Sus ojos se inundaron, y oyó con nitidez el disparo en el pecho en aquella mañana en el andén, viendo a su joven hombre caer muerto, aunque no en una batalla.

El útero de Eloísa vibraba de dolor. Recordó aquel que hubiera podido  ser su bebé si la hubieran dejado decidir.

– ¡Ya llegaron las tropas! ¡Ya estás aquí otra vez, conmigo!

… Así la encontraron un oficial de policía y el enfermero, cuando ella ovacionaba a los soldados en el andén, esperando retener con sus dos manos extendidas  a Joaquín, que le sonreía…

Eloísa sintió que lo tocaba, que sus dedos lo rozaban, y que él la tomaba de las manos… pero esos no eran sus ojos,  esa voz  no era la de aquellos susurros al oído…

– Si ustedes supieran lo que es el amor, me dejarían seguir.[2]

De esta manera se expresaba Eloísa ante el oficial y el enfermero, quienes le habían tomado de sus manos extendidas hacia su hombre en su delirio, como hacía mucho tiempo atrás.

Soñó más de una vez, dormida y despierta o delirando, que ejercería su libertad cuando Alejandro Magno retornase de su última batalla y Joaquín bajara en su andén, para salvarla.

Siguió una noche. Y a esa, otra, y otra… y otra…En tanto, en la habitación del neuropsiquiátrico retumbaban ardientes pesadillas y fantasiosos sueños en medio de los delirios de Eloísa.

Noche de desvelos.

Con cansancio no disimulado sus pies llevaron a su cuerpo portando, sabrá la vida para qué, confusas emociones a un café de ese suburbio, las veinticuatro horas abierto. Allí entró Eloísa alguna de esas últimas horas y depositó su agotamiento nocturno.

Minutos soñolientos en la floja silla oscura, tanto como el rincón elegido por sus emociones para ese otoño que al fin iniciaba su desahogo silenciado. Pidió un whisky, luego un café negro, fuerte y amargo. Esperó largas horas creyendo que le darían lo que pedía a gritos.

En la mesa donde estaba había quedado la tacita blanca con restos de un café anterior, anónimo… Eloísa perdió su mirada en el fondo de la misma. La entretuvo la borra del café: formas, líneas que se cruzan, líneas que se quiebran, espacios que se abren y se vuelven a cerrar… Se distrajo con la estridencia de un auto viejo y observó sorprendida a la madrugada negociando intensamente con la oscuridad y los vagabundos de la noche para asomar ella, plena y henchida…

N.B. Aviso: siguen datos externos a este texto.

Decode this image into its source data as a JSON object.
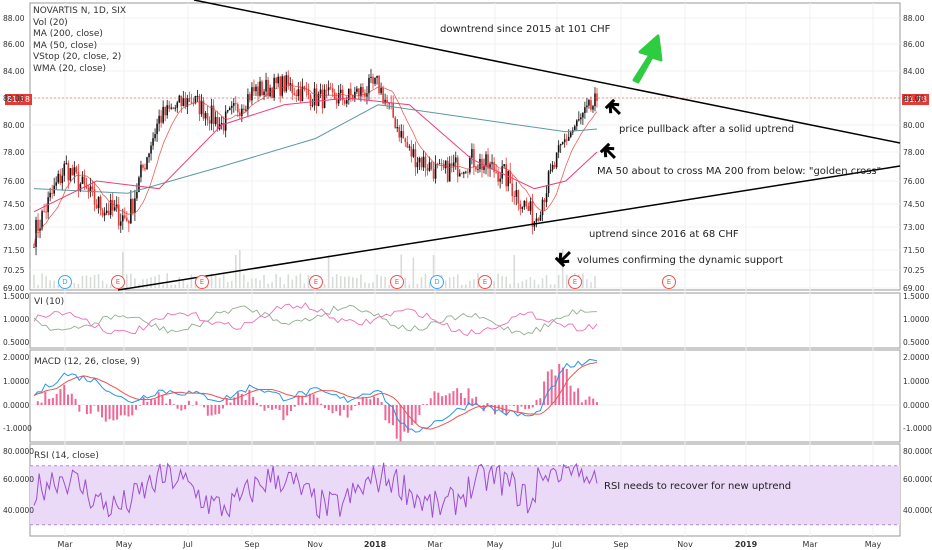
{
  "header": {
    "title": "NOVARTIS N, 1D, SIX",
    "indicators": [
      "Vol (20)",
      "MA (200, close)",
      "MA (50, close)",
      "VStop (20, close, 2)",
      "WMA (20, close)"
    ]
  },
  "colors": {
    "price_line": "#e53935",
    "ma200": "#5b9aa0",
    "ma50": "#ec407a",
    "wma": "#e53935",
    "vi_plus": "#8fae8f",
    "vi_minus": "#f06fb6",
    "macd": "#2196f3",
    "signal": "#ef5350",
    "hist": "#ec407a",
    "rsi": "#9c4fd1",
    "rsi_band": "#ead9f7",
    "trendline": "#000000",
    "arrow_up": "#2ecc40",
    "arrow_black": "#000000"
  },
  "chart_data": [
    {
      "type": "candlestick",
      "pane": "price",
      "title": "NOVARTIS N, 1D, SIX",
      "y_ticks": [
        "88.00",
        "86.00",
        "84.00",
        "82.00",
        "80.00",
        "78.00",
        "76.00",
        "74.50",
        "73.00",
        "71.50",
        "70.25",
        "69.00"
      ],
      "x_ticks": [
        "Mar",
        "May",
        "Jul",
        "Sep",
        "Nov",
        "2018",
        "Mar",
        "May",
        "Jul",
        "Sep",
        "Nov",
        "2019",
        "Mar",
        "May"
      ],
      "x_ticks_bold": [
        false,
        false,
        false,
        false,
        false,
        true,
        false,
        false,
        false,
        false,
        false,
        true,
        false,
        false
      ],
      "last_price": "81.78",
      "series": [
        {
          "name": "close",
          "x": [
            "2017-02",
            "2017-03",
            "2017-04",
            "2017-05",
            "2017-06",
            "2017-07",
            "2017-08",
            "2017-09",
            "2017-10",
            "2017-11",
            "2017-12",
            "2018-01",
            "2018-02",
            "2018-03",
            "2018-04",
            "2018-05",
            "2018-06",
            "2018-07",
            "2018-08"
          ],
          "values": [
            72.5,
            77.0,
            74.5,
            73.5,
            80.5,
            82.0,
            80.0,
            82.5,
            83.0,
            82.0,
            82.0,
            83.0,
            78.0,
            76.5,
            77.5,
            76.5,
            73.5,
            79.0,
            81.78
          ]
        },
        {
          "name": "MA (200, close)",
          "x": [
            "2017-02",
            "2017-05",
            "2017-08",
            "2017-11",
            "2018-01",
            "2018-04",
            "2018-07",
            "2018-08"
          ],
          "values": [
            75.5,
            75.2,
            77.0,
            79.0,
            81.5,
            80.5,
            79.5,
            79.7
          ]
        },
        {
          "name": "MA (50, close)",
          "x": [
            "2017-02",
            "2017-04",
            "2017-06",
            "2017-08",
            "2017-10",
            "2017-12",
            "2018-02",
            "2018-04",
            "2018-06",
            "2018-07",
            "2018-08"
          ],
          "values": [
            74.0,
            76.0,
            75.5,
            80.0,
            81.5,
            82.0,
            81.5,
            77.5,
            75.5,
            76.0,
            78.0
          ]
        }
      ],
      "volume_events": [
        "D",
        "E",
        "E",
        "E",
        "E",
        "D",
        "E",
        "E",
        "E",
        "E"
      ],
      "annotations": [
        "downtrend since 2015 at 101 CHF",
        "price pullback after a solid uptrend",
        "MA 50 about to cross MA 200 from below: \"golden cross\"",
        "uptrend since 2016 at 68 CHF",
        "volumes confirming the dynamic support"
      ]
    },
    {
      "type": "line",
      "pane": "vi",
      "title": "VI (10)",
      "y_ticks": [
        "1.5000",
        "1.0000",
        "0.5000"
      ],
      "series": [
        {
          "name": "VI+"
        },
        {
          "name": "VI-"
        }
      ]
    },
    {
      "type": "line",
      "pane": "macd",
      "title": "MACD (12, 26, close, 9)",
      "y_ticks": [
        "2.0000",
        "1.0000",
        "0.0000",
        "-1.0000"
      ],
      "series": [
        {
          "name": "MACD"
        },
        {
          "name": "Signal"
        },
        {
          "name": "Histogram"
        }
      ]
    },
    {
      "type": "line",
      "pane": "rsi",
      "title": "RSI (14, close)",
      "y_ticks": [
        "80.0000",
        "60.0000",
        "40.0000"
      ],
      "band": [
        30,
        70
      ],
      "annotations": [
        "RSI needs to recover for new uptrend"
      ]
    }
  ]
}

Fue precisamente ése el instante en que Eloísa la vió salir entre las últimas sombras de la diagonal, esa que siempre había atrapado su curiosidad reprimida. Supo que venía de allí. El cuerpo de Irene irradiaba calor. Encendía a su paso cuanto farolito adormecido rozaba, aunque sea tan sólo con sus ojos. Cuando la reconoció, su rostro estaba bañado por el llanto. No pudo llamarla. Su llanto no era pena, lástima o pudor. Era dolor…  por ella, al menos. La humedad de sus ojos y su grito contenido hablaron claramente: al verla, vio sus fragmentos ausentes.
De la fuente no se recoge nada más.